Hitachi bi-mode train

The British Rail Class 810 Aurora is a type of bi-mode multiple unit being constructed by Hitachi Rail for East Midlands Railway (EMR). Based on the Hitachi AT300 design, 33 five-car units replaced Class 222 units on EMR's intercity routes following their entry into service in December 2025.

==Background==
In July 2012, it was announced by Network Rail that the Midland Main Line (MML) would be electrified north of Bedford, allowing the diesel trains currently used on the route to be replaced with new electric trains. However, electrification was 'paused' by Network Rail in June 2015, and then cancelled in July 2017 by then-Secretary of State for Transport, Chris Grayling, who made the decision to use bi-mode trains on the MML instead.

In August 2019, East Midlands Railway placed a £400 million order for 33 five-car bi-mode units, to replace its Class 180 and 222 fleets on the MML. (Note: The Class 810 fleet did not directly replace the Class 180 units, as EMR withdrew them at the May 2023 timetable change, earlier than originally expected.) The purchase is being funded by Rock Rail East Midlands.
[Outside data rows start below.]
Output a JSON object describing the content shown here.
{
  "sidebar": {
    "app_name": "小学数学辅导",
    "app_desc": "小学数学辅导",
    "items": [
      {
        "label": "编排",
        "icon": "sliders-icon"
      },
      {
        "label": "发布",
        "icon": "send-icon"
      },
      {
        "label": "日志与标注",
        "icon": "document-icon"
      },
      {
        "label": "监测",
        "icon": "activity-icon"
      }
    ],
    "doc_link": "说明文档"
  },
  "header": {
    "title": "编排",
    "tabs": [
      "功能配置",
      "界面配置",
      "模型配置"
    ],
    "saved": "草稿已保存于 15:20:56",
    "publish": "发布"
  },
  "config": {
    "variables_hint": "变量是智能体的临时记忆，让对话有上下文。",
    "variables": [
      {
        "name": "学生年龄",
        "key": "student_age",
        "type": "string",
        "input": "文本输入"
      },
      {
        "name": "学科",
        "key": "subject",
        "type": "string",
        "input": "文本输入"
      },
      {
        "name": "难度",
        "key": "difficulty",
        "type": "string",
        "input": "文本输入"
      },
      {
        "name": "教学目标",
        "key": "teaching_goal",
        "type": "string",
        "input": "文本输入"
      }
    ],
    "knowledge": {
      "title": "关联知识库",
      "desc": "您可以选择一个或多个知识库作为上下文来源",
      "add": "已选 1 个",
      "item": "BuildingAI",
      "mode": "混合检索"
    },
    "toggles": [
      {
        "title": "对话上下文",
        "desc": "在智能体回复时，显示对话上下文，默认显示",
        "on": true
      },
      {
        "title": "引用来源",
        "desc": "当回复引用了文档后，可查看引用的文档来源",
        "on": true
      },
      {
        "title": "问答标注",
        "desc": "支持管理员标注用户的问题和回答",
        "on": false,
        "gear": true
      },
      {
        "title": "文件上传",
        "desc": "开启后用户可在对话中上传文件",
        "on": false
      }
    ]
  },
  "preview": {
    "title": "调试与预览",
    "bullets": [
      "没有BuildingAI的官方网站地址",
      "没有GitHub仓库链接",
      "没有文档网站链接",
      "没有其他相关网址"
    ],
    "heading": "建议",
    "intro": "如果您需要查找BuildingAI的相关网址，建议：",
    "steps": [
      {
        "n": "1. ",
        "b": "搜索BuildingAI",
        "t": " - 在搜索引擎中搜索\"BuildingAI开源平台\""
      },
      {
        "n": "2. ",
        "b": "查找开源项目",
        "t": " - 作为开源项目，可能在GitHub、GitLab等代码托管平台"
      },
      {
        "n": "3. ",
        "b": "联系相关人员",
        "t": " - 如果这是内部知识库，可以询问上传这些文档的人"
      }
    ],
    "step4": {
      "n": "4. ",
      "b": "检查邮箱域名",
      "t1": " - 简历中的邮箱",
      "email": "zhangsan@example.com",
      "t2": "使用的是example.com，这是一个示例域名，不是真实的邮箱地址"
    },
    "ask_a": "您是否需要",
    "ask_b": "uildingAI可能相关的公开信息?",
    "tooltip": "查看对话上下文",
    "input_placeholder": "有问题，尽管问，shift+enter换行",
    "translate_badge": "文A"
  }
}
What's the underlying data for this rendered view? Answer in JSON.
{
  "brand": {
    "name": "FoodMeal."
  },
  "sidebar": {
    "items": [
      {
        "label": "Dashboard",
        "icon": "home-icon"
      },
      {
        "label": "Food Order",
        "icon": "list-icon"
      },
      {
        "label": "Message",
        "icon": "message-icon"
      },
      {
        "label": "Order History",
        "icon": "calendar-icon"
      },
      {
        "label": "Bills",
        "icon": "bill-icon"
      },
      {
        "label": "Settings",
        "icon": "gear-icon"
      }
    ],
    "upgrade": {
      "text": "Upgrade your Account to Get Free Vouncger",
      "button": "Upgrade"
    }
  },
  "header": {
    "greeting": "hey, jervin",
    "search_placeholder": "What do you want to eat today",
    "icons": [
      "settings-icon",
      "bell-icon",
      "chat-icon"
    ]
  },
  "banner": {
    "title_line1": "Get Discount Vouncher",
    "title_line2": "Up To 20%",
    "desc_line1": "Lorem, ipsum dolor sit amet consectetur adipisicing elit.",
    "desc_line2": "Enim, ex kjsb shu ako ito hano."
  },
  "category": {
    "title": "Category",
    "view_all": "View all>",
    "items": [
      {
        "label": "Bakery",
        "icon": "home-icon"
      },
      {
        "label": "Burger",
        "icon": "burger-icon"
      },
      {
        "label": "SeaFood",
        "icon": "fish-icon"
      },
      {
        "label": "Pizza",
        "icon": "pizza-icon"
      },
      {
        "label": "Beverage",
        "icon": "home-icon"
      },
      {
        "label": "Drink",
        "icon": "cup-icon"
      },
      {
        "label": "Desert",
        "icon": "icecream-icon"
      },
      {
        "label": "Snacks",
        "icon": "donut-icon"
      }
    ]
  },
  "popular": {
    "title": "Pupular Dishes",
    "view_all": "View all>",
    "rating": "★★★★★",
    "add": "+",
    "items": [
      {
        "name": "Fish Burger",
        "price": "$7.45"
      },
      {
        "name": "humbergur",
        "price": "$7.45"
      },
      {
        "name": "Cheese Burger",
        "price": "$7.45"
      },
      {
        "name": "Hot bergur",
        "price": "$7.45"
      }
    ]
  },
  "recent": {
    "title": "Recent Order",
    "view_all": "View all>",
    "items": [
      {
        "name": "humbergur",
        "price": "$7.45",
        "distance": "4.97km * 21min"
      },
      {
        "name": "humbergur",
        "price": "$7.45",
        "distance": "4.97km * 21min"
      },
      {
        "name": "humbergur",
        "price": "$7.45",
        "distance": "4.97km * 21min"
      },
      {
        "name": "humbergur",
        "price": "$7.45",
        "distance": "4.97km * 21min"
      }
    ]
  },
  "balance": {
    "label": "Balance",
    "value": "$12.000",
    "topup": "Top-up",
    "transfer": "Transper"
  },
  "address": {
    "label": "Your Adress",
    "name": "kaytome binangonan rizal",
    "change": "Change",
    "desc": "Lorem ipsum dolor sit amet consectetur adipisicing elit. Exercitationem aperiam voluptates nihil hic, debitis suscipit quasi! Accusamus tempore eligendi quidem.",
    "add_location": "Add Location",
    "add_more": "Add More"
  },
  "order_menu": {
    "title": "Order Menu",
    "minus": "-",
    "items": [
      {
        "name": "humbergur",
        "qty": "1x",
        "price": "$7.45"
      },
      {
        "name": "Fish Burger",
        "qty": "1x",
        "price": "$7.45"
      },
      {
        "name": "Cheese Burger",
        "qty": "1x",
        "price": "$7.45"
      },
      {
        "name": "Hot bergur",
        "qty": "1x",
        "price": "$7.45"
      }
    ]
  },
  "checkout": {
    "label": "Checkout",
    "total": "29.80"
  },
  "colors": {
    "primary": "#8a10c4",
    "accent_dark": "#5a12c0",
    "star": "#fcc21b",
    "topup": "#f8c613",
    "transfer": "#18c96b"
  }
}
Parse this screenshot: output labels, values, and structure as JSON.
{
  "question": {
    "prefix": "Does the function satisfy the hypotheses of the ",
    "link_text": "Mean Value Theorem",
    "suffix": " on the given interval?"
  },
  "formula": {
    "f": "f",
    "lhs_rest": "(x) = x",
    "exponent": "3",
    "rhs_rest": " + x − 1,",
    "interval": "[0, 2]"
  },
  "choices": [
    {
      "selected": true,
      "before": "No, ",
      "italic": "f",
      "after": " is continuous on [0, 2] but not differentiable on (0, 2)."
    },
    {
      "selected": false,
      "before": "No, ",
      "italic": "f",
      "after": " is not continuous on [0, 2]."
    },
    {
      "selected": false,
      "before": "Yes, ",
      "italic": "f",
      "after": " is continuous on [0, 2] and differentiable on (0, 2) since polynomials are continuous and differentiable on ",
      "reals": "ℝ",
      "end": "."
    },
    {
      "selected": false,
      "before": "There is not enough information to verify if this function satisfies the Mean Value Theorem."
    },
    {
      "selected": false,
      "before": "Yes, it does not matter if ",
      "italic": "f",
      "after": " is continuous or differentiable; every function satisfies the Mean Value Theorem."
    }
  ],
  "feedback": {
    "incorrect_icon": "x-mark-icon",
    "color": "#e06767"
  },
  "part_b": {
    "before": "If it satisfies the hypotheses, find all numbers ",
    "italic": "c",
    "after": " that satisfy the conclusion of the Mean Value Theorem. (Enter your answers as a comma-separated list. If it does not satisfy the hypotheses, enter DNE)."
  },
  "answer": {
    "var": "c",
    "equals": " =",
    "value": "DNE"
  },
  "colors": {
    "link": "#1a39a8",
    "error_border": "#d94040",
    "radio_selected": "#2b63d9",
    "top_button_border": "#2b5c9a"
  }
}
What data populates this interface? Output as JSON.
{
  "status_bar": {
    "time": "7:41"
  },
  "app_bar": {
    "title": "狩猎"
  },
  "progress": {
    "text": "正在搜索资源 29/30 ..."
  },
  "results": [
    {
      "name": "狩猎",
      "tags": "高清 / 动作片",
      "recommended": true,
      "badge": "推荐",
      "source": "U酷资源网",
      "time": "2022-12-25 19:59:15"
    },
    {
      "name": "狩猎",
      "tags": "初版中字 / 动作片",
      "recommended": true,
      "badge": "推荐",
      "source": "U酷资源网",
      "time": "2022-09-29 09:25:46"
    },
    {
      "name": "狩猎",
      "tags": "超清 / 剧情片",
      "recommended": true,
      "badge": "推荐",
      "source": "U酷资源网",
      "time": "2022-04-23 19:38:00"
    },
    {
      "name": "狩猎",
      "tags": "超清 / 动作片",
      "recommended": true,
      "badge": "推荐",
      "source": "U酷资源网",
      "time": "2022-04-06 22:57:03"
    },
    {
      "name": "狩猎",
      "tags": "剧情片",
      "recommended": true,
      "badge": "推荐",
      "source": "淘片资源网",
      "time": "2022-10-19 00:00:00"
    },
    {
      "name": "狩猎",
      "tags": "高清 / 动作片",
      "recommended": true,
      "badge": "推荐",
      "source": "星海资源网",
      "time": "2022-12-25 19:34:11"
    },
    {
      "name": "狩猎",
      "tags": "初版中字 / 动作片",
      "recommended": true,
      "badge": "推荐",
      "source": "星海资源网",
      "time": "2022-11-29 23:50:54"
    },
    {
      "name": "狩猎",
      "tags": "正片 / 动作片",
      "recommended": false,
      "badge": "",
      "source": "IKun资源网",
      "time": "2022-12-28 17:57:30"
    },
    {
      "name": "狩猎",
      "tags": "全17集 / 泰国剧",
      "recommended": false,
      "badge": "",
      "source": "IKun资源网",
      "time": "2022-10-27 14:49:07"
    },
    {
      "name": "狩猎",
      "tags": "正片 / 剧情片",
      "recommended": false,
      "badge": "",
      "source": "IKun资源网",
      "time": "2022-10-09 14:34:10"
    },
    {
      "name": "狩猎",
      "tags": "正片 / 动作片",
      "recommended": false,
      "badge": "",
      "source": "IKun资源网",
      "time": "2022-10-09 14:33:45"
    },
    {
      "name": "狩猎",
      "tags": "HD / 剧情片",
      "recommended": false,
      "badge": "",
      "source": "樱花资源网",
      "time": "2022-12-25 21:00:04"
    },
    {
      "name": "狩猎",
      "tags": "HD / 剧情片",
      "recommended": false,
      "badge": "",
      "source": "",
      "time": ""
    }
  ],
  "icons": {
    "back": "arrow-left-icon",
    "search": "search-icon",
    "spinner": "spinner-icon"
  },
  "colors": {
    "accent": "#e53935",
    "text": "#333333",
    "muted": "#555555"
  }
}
It was originally planned that the new trains would enter service before December 2022; following multiple delays, the fleet was planned to enter service in early 2025, but this did not happen.

In October 2020, following a public competition, EMR announced the Class 810 units would be branded as Aurora.

In June 2025, having missed the May 2025 timetable change, EMR confirmed that the units would be introduced in "a phased roll-out during 2026" to allow for completion of testing and validation during summer 2025, followed by acceptance and training of drivers and train crew. On 8 August 2025, the first unit was accepted into their fleet following the completion of testing.

On 10 November 2025, EMR confirmed that the first units would enter service in time for the December 2025 timetable change, and the fleet was officially launched on 20 November at a press event at Etches Park depot in Derby.

On 3 December 2025, the first train formed the 07:00 service from Sheffield to London St Pancras.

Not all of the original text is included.